Если в ранних изданиях зощенковский герой жаловался на официантов, что они «подают худо», то в более поздних эта реплика превращается в безликую: «подают плохо». «В середке» заменяется на «в серединке», «остатние» – на «остальные», «шляешься» – на «ходишь».

Зощенко пишет: «Кажи, говорю, товар!» Редактор заставляет поправить: не «кажи», а – «покажи». Зощенко пишет: «Приходит она на кухню, становит примус перед собой и разжигает». Редактор поправляет: не «становит», а «ставит». Зощенковский герой рассказывает: «Я прошу православных граждан потесниться, а они не хочут». Редактор правит: «не хотят», словно дело происходит в пансионе для благородных девиц.

Ну, и уж само собой разумеется, всюду, где зощенковский герой отваживается употреблять такие неприличные слова, как «сволочь» или «сволочь паршивая», они заменяются на более деликатные: «нечисть», «дрянь», «паршивец» и т. п.

Все это я, разумеется, знал и раньше, задолго до того, как по договоренности с издательством «Старт» начал работать над составлением нового трехтомного собрания зощенковских творений. Но я даже отдаленно не представлял себе, каков масштаб разрушений, произведенных редакторами, на протяжении десятилетий вносивших свою лепту в дело «очистки» зощенковских текстов от разного рода «неграмотностей», «некультурностей» и «неприличностей». А главное, с огромным пиететом относясь к гигантской работе, проделанной Ю. Б. Томашевским, вернувшим читателю давным-давно забытые зощенковские тексты, я не предполагал, что, готовя эти тексты к изданию, он, как правило, ориентировался хоть и не на самые увечные, но все же на сравнительно поздние прижизненные издания. В результате даже подготовленный им трехтомник, до сего дня являющийся лучшим из всех имеющихся у нас собраний Михаила Зощенко, в текстологическом отношении, увы, весьма и весьма несовершенен1.

Для меня с самого начала было очевидно, что ориентироваться надо на издания 20-х и первой половины 30- х годов, что именно они наиболее адекватно отражают художественные намерения автора. Но в то же время я прекрасно понимал, что далеко не все изменения, появившиеся в последующих изданиях, были навязаны автору редактором.

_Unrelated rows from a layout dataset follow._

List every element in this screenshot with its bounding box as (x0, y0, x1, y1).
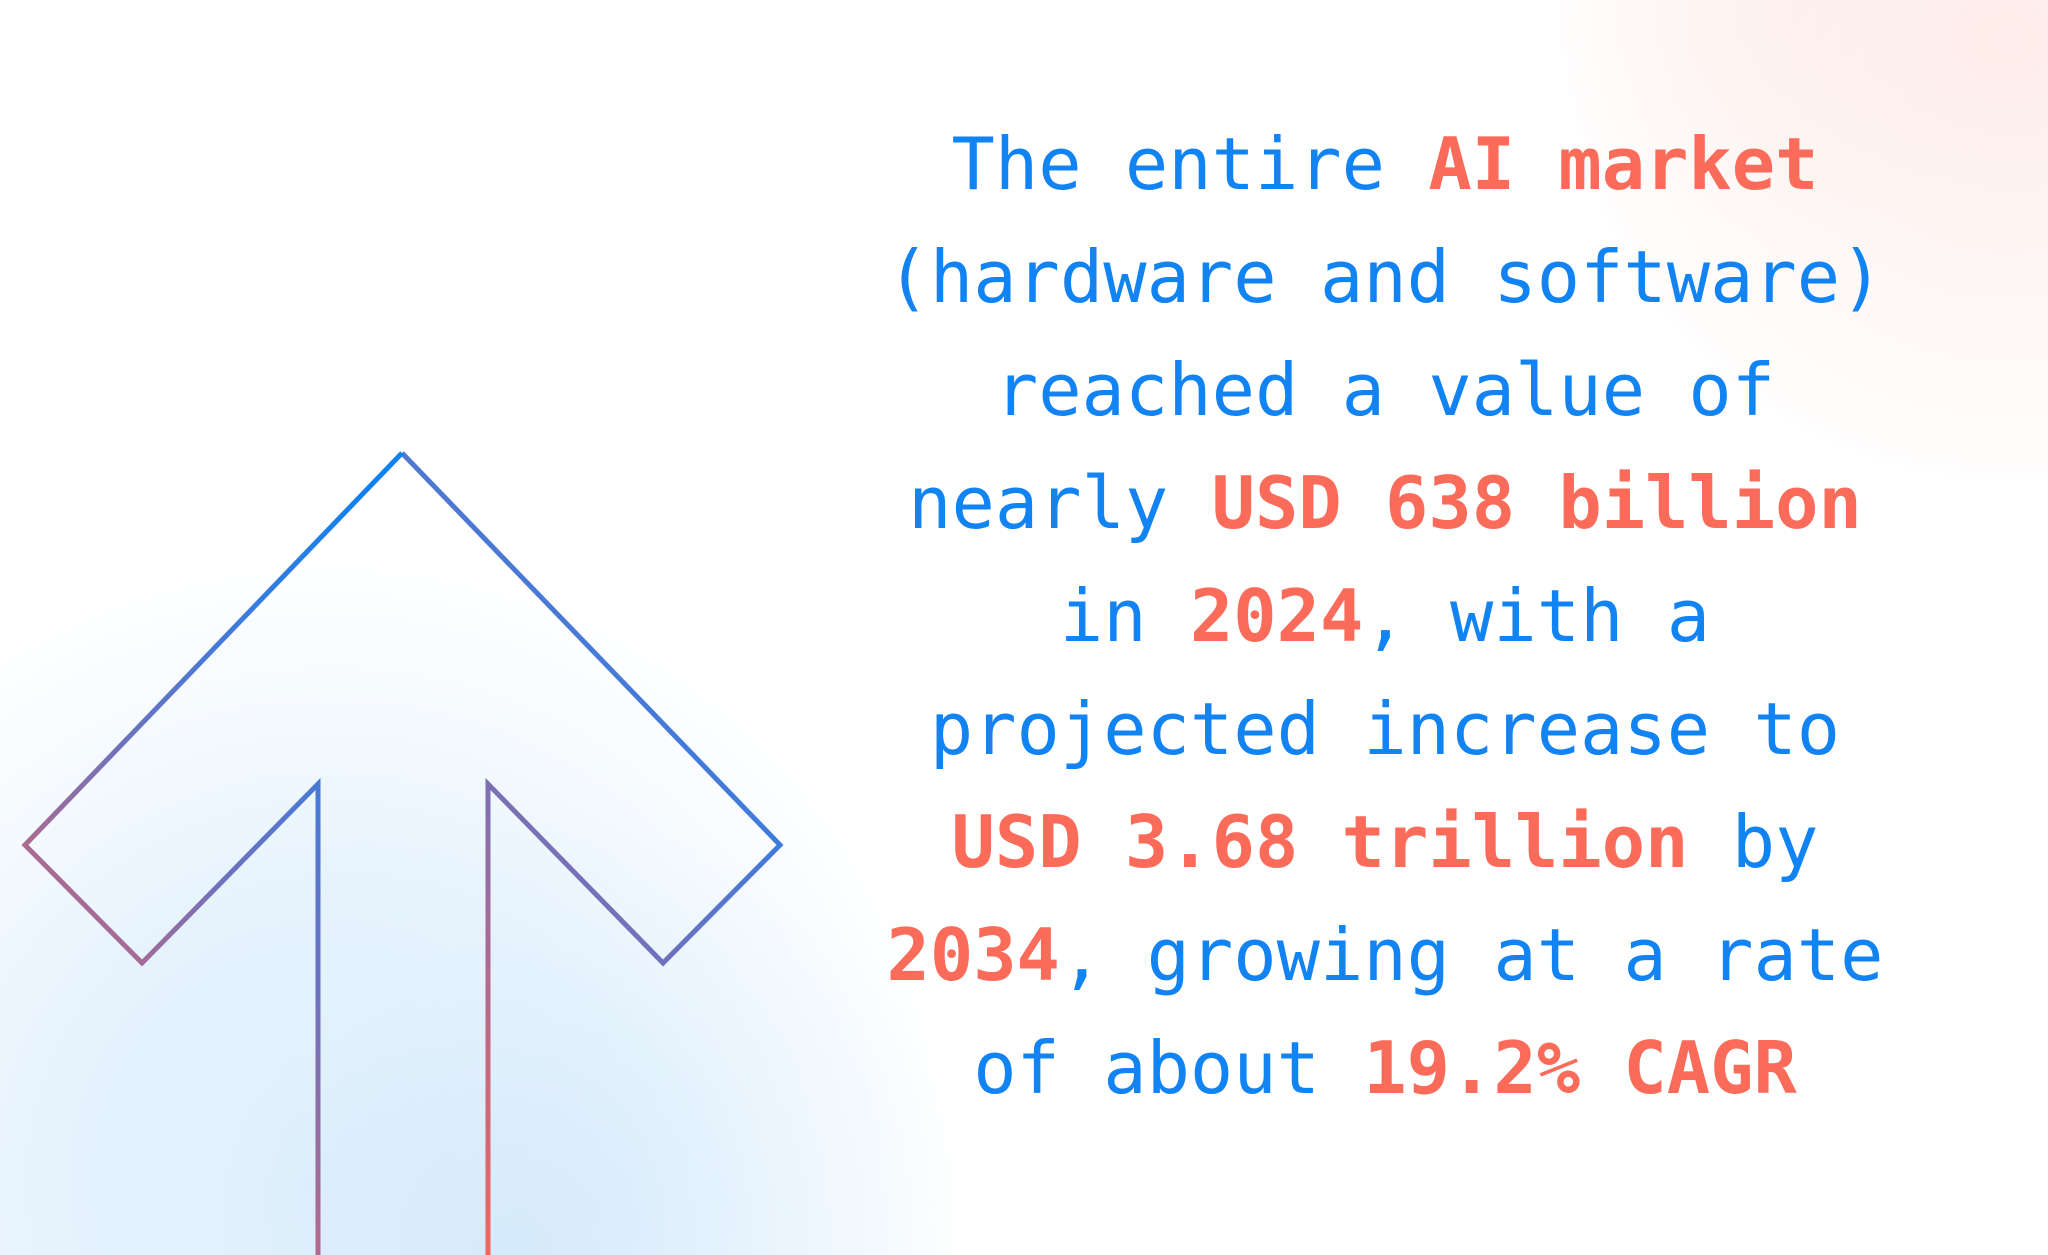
arrow-right-half-path (402, 453, 780, 1255)
arrow-left-half-path (25, 453, 402, 1255)
statement-text: of about (973, 1026, 1363, 1110)
infographic-canvas: The entire AI market(hardware and softwa… (0, 0, 2048, 1255)
statement-text: projected increase to (930, 687, 1840, 771)
highlighted-value: 2024 (1190, 574, 1363, 658)
highlighted-value: USD 3.68 trillion (952, 800, 1689, 884)
highlighted-value: AI market (1428, 122, 1818, 206)
statement-text: nearly (908, 461, 1211, 545)
statement-text: (hardware and software) (887, 235, 1884, 319)
statement-line: projected increase to (820, 673, 1950, 786)
statement-text: by (1688, 800, 1818, 884)
statement-text-block: The entire AI market(hardware and softwa… (820, 108, 1950, 1125)
statement-line: (hardware and software) (820, 221, 1950, 334)
statement-line: USD 3.68 trillion by (820, 786, 1950, 899)
statement-text: in (1060, 574, 1190, 658)
statement-text: The entire (952, 122, 1429, 206)
statement-line: of about 19.2% CAGR (820, 1012, 1950, 1125)
statement-line: in 2024, with a (820, 560, 1950, 673)
statement-line: reached a value of (820, 334, 1950, 447)
highlighted-value: USD 638 billion (1212, 461, 1862, 545)
statement-text: , with a (1363, 574, 1710, 658)
statement-text: reached a value of (995, 348, 1775, 432)
statement-line: The entire AI market (820, 108, 1950, 221)
statement-line: 2034, growing at a rate (820, 899, 1950, 1012)
highlighted-value: 2034 (887, 913, 1060, 997)
statement-text: , growing at a rate (1060, 913, 1884, 997)
statement-line: nearly USD 638 billion (820, 447, 1950, 560)
highlighted-value: 19.2% CAGR (1363, 1026, 1796, 1110)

Некоторые отражали и его, авторскую, волю. И даже некоторые из тех, что были внесены по подсказке или требованию редактора, далеко не всегда входили в противоречие с волей автора. Иные изменения, вносимые в текст в процессе редактуры, наверняка казались автору вполне разумными, отвечающими требованиям временно Ведь за минувшие деся тилетия зощенковский герой и в самом деле изменился, отчасти утратив свою былую неотесанность. И речь его стала более гладкой, более грамотной.

Отвечая критикам, упрекавшим его в том, что он злоупотребляет всякого рода вульгаризмами, Зощенко иронизировал:

«…Когда у нас (в общей массе) будут говорить совершенно изысканно, я, поверьте, не отстану от века».

Этой иронической репликой он весьма прозрачно давал понять, что времена, когда все его современники «будут говорить совершенно изысканно», наступят не скоро. Во всяком случае, на его век еще хватит.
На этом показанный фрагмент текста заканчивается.